After months of speculation and at least one failed sale, Camuto Group could be getting closer to finding a new owner.
In a note last week, Susquehanna Financial LLLP analyst Sam Poser said he has gotten wind of a series of potential deals, which involve Authentic Brands Group (ABG) purchasing the firm founded by the late Vince Camuto and DSW Inc. becoming the licensee of Camuto’s footwear brands.
“We believe that DSW will likely buy the sourcing arm of the Camuto Group, either from Camuto Group itself or from ABG,” Poser wrote on August 17, adding that his industry checks indicate a ABG buyout of Camuto is likely to take place. “We do not know how much the acquisition will cost DSW, but our checks indicate that it will cost 33 percent of the Camuto Group’s total selling price.”
It has been mere weeks since ABG — owner and licensor for a range of lifestyle, celebrity and entertainment brands including Frye, Juicy Couture, Elvis Presley and Marilyn Monroe — reportedly beat out DSW to acquire the Nine West and Bandolino brands from their bankrupt parent firm. (In what was viewed as a full-circle moment for Nine West, ABG appointed Marc Fisher Footwear — the company launched by Marc Fisher, son of late Nine West cofounder Jerome Fisher — to run both brands’ shoe business.)
Watch on FN
But a marriage between DSW and Camuto Group, which owns the Vince Camuto and Louise et Cie brands and holds the footwear license for Jessica Simpson and Tory Burch, among others, is not likely to be the rebound either side may be looking for, according to Poser.
“DSW is a retail company, with plenty on its plate [and] wholesale is a different skill set,” Poser wrote.
Poser also cautioned that were such a deal to go through, retailers such as Nordstrom, Macy’s and Dillard’s, which do a “great deal” of business with Camuto Group brands, “will likely stop doing business because those retailers will be unwilling to provide data regarding what works and what does not work to a large competitor.”
Poser further speculates that Dillard’s would nix its private label development deal with Camuto in the wake of a supposed DSW partnership.
He also sees financial impediments to DSW’s ability to drive the sales needed to meet the minimum financial requirement built into an agreement with ABG.
Nearly a year ago, Camuto Group made headlines when it announced a blockbuster merger with privately held Canadian giant Aldo. Less than three months later, the deal — in which Aldo was to purchase the Camuto Group — was killed.
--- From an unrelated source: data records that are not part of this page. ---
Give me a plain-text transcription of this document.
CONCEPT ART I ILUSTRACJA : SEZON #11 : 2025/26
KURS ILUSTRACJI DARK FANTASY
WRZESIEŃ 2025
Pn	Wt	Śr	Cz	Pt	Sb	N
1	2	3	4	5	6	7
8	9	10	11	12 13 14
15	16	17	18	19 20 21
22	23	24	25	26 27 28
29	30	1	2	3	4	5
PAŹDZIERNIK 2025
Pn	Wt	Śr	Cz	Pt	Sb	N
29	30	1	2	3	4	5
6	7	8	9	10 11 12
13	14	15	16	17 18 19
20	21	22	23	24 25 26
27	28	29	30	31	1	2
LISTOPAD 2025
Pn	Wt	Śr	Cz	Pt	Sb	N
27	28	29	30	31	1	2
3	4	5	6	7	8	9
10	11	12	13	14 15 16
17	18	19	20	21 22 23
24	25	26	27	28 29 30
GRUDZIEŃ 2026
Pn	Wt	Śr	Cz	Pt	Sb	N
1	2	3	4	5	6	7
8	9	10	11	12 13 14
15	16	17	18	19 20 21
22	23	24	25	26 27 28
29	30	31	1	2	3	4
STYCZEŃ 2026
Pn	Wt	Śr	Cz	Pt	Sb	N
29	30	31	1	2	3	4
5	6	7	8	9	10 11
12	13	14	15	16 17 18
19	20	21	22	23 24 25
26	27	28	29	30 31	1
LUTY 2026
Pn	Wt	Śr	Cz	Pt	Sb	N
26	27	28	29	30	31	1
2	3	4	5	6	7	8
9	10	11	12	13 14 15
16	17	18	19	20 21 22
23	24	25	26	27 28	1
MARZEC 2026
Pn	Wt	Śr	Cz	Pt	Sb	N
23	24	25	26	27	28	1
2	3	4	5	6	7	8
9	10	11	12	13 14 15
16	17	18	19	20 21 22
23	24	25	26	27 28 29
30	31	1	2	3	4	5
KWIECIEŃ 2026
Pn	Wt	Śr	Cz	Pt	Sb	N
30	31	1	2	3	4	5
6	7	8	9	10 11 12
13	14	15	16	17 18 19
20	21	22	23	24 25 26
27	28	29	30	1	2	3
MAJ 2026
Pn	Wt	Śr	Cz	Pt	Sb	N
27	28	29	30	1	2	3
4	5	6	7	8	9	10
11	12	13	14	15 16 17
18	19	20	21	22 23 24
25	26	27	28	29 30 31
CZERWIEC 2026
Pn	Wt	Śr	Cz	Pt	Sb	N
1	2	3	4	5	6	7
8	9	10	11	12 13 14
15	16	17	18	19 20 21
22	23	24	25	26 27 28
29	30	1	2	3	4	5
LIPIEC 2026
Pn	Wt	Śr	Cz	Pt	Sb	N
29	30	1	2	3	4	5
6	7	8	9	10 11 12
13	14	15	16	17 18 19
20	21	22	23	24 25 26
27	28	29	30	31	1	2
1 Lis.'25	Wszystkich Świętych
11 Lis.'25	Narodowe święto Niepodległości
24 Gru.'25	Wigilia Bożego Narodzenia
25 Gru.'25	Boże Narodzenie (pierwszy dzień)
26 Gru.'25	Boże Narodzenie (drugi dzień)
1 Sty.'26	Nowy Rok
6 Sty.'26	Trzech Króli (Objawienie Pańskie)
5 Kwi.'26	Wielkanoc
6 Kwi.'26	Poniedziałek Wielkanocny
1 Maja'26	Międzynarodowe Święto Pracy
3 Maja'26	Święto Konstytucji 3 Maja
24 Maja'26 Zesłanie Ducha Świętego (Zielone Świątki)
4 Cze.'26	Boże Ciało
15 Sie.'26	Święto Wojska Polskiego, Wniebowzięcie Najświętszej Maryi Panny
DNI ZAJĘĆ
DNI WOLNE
While the companies said that merger was scrapped after “careful consideration and thoughtful discussion” on both sides, executives inside the Greenwich, Connecticut-based Camuto told FN last month that they were disappointed.
“You always regret it if any transaction doesn’t come through in the end,” said Camuto CEO Alex Del Cielo in an FN story in July. “The hardest part was the time that it took. Let’s face it — we are all very busy at work. That’s every company in every industry. And when you’re doing a deal, you have something else taking time away from that. That’s always a challenge.”
Nevertheless, in recent months, the company has hired turnaround adviser Clear Thinking Group, made an aggressive entry into the kids’ market, launched a costume jewelry business and acquired Sole Society, a multibranded site offering women’s shoes, bags and apparel that expects to enhance its offerings.
Only time will tell whether Camuto will end up with ABG — and its footwear businesses with DSW — but Del Cielo said the company is open to deals and has had its share of suitors.
“Lots of people call us all the time,” he said in July.
But when it comes to his preferred buyer, Camuto’s chief has a preference.
“I think someone from the shoe industry is probably more appealing,” he said. “Strategic people have a longer-term view of things. But again, ultimately, our job is to get value for the shareholders.”
At press time, comments from Camuto Group were not available. ABG declined to comment for this story, and DSW did not respond to FN’s request for comment.